Hershkovitz Oren, Jivov Sergey, Bloushtain Noga, Zilka Alon, Landau Guy, Bar-Ilan Ahuva, Lichtenstein Rachel G, Campbell Kerry S, van Kuppevelt Toin H, Porgador Angel
The Shraga Segal Department of Microbiology and Immunology, Faculty of Health Sciences, and the Cancer Research Center, Ben Gurion University of the Negev, Beer Sheva 84105, Israel.
Biochemistry. 2007 Jun 26;46(25):7426-36. doi: 10.1021/bi7000455. Epub 2007 May 31.
NKp44 is a natural cytotoxicity receptor expressed by human NK cells upon activation. In this study, we demonstrate that cell surface heparan sulfate proteoglycans (HSPGs), expressed by target cells, are involved in the recognition of tumor cells by NKp44. NKp44 showed heparan sulfate-dependent binding to tumor cells; this binding was partially blocked with an antibody to heparan sulfate. In addition, direct binding of NKp44 to heparin was observed, and soluble heparin/heparan sulfate enhanced the secretion of IFNgamma by NK92 cells activated with anti-NKp44 monoclonal antibody. Basic amino acids, predicted to constitute the putative heparin/heparan sulfate binding site of NKp44, were mutated. Tumor cell recognition of the mutated NKp44 proteins was significantly reduced and correlated with their lower recognition of heparin. We previously reported that NKp44 recognizes the hemagglutinin of influenza virus (IV). Nevertheless, the ability of the mutated NKp44 proteins to bind viral hemagglutinin expressed by IV-infected cells was not affected. Thus, we suggest that heparan sulfate epitope(s) are ligands/co-ligands of NKp44 and are involved in its tumor recognition ability.

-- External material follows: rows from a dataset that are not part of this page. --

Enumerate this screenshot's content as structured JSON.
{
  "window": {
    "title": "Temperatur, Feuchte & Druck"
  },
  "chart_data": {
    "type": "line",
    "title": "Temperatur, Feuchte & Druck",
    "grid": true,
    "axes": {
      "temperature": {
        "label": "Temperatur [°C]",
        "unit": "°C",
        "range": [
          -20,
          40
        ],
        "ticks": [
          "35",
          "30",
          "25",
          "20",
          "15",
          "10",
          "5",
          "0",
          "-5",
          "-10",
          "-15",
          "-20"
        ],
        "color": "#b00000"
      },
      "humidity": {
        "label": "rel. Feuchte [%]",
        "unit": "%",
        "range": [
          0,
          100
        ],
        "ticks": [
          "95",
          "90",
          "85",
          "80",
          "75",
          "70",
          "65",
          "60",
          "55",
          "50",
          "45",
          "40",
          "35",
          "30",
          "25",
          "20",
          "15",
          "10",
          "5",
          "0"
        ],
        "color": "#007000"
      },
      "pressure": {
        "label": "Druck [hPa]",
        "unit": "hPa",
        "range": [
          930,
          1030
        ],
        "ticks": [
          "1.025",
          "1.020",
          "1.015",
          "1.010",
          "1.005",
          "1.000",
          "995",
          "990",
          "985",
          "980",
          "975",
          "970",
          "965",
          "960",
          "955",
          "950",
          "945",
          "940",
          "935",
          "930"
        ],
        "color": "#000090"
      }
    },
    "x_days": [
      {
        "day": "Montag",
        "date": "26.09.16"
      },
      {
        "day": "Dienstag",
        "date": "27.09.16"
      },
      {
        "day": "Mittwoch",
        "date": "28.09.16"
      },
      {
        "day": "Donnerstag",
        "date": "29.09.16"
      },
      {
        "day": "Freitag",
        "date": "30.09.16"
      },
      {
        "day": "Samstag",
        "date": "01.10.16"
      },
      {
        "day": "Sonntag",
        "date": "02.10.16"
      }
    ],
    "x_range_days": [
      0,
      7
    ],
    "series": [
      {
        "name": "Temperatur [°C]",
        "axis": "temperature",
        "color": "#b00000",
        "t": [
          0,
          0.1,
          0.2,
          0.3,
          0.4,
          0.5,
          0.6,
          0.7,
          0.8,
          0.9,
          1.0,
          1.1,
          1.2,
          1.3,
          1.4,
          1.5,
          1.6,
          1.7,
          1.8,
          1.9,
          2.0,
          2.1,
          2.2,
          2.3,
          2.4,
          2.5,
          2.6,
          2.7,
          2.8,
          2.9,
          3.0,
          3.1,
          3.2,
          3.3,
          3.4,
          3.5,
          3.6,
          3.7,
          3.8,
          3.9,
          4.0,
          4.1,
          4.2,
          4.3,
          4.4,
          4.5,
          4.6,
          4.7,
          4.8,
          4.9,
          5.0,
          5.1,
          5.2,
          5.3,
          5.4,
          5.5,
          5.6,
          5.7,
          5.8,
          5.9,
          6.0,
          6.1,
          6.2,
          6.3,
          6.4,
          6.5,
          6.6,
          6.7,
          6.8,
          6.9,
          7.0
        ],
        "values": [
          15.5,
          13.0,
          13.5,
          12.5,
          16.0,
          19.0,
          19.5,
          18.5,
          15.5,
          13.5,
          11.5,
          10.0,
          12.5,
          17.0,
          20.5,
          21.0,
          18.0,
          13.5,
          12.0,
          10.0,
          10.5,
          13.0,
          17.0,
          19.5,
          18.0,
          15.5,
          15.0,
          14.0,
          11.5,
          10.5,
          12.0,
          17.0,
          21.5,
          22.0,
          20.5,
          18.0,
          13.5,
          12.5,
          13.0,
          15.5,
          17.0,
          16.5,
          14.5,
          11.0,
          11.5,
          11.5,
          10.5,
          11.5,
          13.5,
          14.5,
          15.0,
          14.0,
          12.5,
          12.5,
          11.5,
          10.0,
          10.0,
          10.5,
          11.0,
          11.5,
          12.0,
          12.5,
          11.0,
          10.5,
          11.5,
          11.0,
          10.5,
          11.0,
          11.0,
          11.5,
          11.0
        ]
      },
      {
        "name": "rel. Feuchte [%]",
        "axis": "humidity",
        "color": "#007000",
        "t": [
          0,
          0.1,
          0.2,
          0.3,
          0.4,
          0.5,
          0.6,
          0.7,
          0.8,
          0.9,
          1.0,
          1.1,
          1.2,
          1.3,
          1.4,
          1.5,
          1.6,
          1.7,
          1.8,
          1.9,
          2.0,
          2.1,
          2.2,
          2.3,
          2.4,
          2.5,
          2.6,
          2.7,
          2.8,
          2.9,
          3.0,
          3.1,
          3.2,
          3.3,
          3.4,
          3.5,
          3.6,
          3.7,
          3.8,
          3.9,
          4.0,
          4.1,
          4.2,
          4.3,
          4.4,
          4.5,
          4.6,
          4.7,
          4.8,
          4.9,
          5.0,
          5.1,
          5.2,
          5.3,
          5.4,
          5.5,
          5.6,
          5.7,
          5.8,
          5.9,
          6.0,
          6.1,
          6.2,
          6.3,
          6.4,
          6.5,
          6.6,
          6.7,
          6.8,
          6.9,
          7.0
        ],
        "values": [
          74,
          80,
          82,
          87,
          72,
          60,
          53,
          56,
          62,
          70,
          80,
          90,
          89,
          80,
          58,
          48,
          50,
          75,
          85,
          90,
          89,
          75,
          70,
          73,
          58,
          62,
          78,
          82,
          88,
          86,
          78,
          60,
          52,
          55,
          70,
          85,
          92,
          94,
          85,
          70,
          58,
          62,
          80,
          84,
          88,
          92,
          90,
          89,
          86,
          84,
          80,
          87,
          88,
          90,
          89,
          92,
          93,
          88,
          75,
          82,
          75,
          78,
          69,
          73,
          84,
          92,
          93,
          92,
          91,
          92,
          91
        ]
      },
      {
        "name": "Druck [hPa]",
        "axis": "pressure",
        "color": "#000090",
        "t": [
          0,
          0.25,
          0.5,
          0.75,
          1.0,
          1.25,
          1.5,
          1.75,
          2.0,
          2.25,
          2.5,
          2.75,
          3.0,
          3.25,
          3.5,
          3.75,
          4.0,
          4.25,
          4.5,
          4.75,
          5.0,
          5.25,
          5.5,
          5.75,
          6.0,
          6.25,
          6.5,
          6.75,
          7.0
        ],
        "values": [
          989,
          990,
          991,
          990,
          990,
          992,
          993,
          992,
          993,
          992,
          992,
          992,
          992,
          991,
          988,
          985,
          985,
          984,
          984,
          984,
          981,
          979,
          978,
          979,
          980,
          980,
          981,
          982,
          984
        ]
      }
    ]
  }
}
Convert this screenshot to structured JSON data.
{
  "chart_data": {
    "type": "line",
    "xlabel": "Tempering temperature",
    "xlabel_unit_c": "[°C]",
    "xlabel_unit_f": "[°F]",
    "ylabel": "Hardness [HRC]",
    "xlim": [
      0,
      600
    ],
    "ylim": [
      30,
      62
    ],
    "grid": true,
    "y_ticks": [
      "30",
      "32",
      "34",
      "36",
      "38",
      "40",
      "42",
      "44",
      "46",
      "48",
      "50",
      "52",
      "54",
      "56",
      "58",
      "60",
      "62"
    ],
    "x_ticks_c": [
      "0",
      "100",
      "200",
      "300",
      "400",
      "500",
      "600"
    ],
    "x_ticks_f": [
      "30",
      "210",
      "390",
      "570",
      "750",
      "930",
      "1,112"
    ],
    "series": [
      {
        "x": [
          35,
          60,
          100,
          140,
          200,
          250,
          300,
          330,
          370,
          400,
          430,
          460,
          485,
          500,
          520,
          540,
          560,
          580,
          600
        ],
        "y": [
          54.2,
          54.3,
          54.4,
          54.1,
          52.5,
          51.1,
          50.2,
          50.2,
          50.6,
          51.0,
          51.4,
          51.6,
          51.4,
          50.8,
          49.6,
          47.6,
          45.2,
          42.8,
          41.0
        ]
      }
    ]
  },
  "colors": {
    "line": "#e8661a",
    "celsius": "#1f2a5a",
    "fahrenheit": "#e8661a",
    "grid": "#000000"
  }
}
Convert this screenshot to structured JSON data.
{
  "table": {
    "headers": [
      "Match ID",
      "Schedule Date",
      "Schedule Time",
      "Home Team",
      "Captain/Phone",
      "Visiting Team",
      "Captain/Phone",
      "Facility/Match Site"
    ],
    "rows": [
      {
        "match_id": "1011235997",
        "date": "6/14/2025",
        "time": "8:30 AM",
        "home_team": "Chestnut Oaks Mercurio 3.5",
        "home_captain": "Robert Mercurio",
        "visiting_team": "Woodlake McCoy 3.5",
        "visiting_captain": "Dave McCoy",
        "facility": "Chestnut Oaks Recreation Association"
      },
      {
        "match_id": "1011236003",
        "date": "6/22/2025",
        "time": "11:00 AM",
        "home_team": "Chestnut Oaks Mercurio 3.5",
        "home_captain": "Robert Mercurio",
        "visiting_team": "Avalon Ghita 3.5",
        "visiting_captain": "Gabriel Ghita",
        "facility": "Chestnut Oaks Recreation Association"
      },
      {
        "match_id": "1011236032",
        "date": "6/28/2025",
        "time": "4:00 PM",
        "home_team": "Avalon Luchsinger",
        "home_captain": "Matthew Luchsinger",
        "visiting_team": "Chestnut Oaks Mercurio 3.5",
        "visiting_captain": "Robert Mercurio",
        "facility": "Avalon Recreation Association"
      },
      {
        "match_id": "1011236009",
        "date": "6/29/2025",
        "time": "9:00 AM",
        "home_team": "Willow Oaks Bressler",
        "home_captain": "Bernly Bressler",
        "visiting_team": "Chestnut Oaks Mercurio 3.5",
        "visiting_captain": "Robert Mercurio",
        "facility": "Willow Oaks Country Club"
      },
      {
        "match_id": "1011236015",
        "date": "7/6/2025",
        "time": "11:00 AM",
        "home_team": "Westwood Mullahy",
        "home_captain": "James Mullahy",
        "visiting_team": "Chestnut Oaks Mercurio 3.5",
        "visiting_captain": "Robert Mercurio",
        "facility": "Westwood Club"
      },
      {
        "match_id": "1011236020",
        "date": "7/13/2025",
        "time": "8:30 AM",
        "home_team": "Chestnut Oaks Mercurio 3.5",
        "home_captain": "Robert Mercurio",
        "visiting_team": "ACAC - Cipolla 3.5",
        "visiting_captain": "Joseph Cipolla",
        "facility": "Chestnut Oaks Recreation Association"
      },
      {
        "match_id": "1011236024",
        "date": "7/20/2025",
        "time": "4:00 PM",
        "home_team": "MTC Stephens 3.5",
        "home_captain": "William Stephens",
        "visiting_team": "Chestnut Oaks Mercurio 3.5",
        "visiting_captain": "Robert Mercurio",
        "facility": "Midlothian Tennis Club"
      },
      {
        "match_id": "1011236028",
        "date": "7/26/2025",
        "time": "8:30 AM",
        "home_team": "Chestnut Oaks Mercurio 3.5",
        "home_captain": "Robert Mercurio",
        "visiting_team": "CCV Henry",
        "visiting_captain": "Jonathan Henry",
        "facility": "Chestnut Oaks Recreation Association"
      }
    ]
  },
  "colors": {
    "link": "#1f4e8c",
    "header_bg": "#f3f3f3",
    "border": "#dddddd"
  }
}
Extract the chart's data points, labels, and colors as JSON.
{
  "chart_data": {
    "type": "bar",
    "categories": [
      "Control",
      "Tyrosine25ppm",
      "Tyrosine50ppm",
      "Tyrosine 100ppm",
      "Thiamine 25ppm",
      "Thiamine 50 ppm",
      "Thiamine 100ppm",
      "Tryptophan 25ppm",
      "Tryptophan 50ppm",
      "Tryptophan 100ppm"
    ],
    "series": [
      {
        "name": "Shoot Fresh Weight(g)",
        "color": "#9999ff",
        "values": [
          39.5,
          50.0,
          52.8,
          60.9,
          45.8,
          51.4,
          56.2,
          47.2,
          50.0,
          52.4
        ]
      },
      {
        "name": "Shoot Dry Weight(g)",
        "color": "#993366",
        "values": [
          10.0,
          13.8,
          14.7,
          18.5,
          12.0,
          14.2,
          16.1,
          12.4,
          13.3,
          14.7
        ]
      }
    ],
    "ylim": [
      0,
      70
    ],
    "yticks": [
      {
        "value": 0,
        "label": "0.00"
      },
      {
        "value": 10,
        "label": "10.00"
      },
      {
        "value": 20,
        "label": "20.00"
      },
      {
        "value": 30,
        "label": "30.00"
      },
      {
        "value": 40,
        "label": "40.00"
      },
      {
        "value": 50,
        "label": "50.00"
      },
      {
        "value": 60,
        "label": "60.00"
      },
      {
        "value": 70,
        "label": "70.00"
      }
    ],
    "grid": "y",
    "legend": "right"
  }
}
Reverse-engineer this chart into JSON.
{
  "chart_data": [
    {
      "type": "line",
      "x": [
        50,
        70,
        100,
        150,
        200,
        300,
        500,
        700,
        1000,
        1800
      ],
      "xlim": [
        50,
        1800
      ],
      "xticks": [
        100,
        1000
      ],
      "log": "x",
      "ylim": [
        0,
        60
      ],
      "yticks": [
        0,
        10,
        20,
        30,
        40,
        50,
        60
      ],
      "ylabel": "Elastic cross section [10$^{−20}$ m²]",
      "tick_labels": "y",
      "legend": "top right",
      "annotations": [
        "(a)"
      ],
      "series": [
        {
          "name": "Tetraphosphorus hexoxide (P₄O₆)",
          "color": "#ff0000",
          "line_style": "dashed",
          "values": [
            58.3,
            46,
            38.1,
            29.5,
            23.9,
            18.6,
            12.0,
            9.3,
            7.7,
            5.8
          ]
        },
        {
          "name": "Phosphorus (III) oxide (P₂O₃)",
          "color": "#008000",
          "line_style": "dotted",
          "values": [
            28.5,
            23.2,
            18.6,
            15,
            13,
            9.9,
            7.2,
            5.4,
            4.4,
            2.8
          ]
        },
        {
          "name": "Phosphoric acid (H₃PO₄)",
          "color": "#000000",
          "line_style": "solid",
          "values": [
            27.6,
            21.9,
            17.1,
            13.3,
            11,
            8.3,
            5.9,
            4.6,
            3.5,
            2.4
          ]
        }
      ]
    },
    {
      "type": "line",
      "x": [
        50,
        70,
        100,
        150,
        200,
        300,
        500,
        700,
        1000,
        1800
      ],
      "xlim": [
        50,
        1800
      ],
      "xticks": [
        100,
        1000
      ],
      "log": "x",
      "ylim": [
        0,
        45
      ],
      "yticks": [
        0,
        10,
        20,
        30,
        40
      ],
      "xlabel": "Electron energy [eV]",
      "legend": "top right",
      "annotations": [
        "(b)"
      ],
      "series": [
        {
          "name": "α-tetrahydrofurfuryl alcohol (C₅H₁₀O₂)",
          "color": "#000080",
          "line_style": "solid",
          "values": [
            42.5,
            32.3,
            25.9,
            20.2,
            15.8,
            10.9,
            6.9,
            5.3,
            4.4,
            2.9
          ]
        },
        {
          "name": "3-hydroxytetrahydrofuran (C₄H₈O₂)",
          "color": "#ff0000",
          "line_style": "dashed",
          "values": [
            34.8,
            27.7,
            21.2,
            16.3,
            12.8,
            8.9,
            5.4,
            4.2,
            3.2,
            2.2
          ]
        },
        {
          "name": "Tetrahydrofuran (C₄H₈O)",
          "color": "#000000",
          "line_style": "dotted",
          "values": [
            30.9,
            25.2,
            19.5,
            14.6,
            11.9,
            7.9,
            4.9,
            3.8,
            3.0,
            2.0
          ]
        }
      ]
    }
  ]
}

NKp44是人类自然杀伤细胞(NK细胞)激活后表达的一种自然细胞毒性受体。在本研究中,我们证明靶细胞表达的细胞表面硫酸乙酰肝素蛋白聚糖(HSPG)参与了NKp44对肿瘤细胞的识别。NKp44显示出对肿瘤细胞的硫酸乙酰肝素依赖性结合;这种结合被一种针对硫酸乙酰肝素的抗体部分阻断。此外,观察到NKp44与肝素的直接结合,并且可溶性肝素/硫酸乙酰肝素增强了用抗NKp44单克隆抗体激活的NK92细胞分泌γ干扰素(IFNγ)的能力。预测构成NKp44假定肝素/硫酸乙酰肝素结合位点的碱性氨基酸发生了突变。突变的NKp44蛋白对肿瘤细胞的识别显著降低,并且与其对肝素的较低识别相关。我们之前报道过NKp44识别流感病毒(IV)的血凝素。然而,突变的NKp44蛋白结合IV感染细胞表达的病毒血凝素的能力未受影响。因此,我们认为硫酸乙酰肝素表位是NKp44的配体/共配体,并参与其肿瘤识别能力。